"It's getting to be a sort of a nightmare with you, isn't it, Rod?" she said wistfully. "The whole thing."

"Oh, well," he replied absently, "another year, maybe sooner, it'll be finished—win, lose, or draw."

He lit a cigarette, drew a whiff or two, sat with it forgotten in his fingers till the stub burned him.

The long quitting blast went echoing up and down the channel. Men came pouring off the hill. The supper gong clanged, a prolonged and resonant metallic vibration, like an anvil under quick strokes of a hammer. Rod and his wife and boy walked to the small dining room set apart for their use. And still Andy and Isabel remained somewhere beyond that mossy point jutting like a green tongue into the sea.

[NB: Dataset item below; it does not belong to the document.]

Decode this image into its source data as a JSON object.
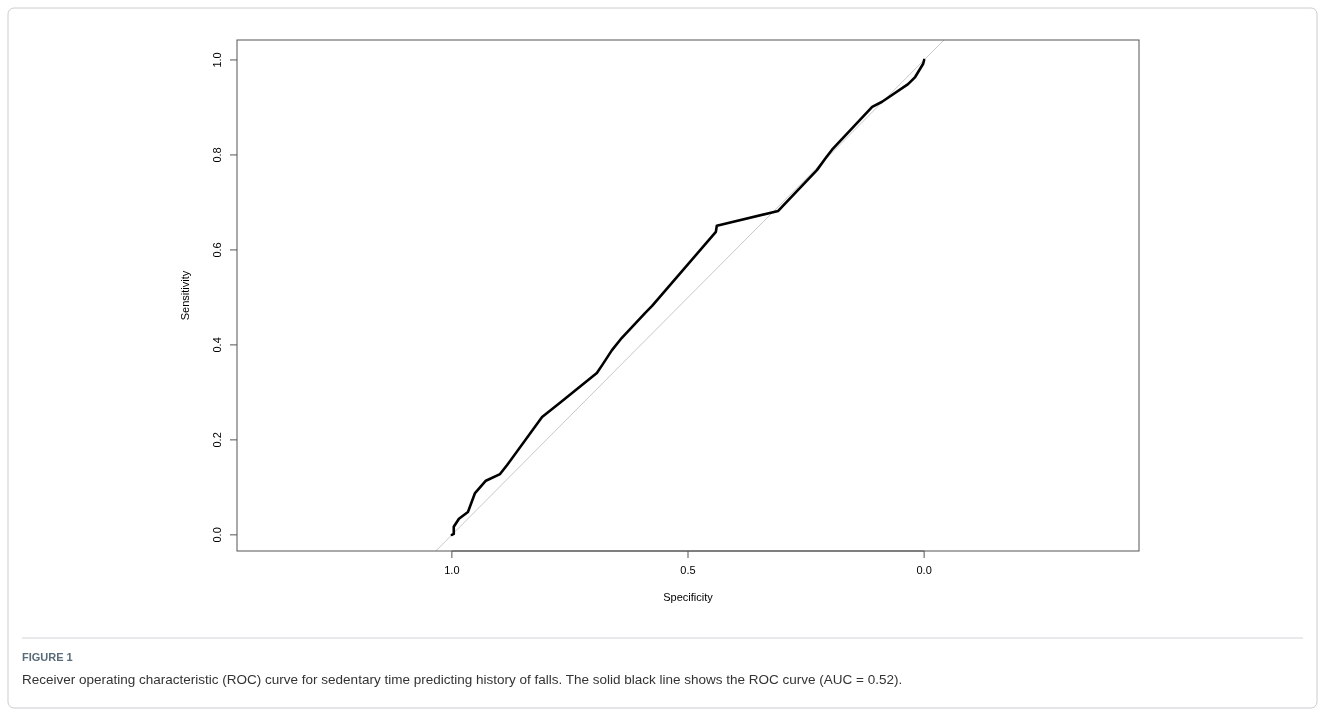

Not until Rod and his wife were back on the porch and the last logger long since smoking in the bunk house amid a drone of talk did the twain appear. Andy walked straight on to the camp. Isabel perched herself on the top step. She regarded them with a heightened color, an obvious repression, a look in her eyes as if she had beheld wonders.

Mary looked after Andy, back at Isabel.

"I'll go along to keep you company," she suggested.

"I'm not the least bit hungry."

"Are you ill?" Mary inquired teasingly.

Isabel shook her head until the bobbed yellow hair stood out like an aureole.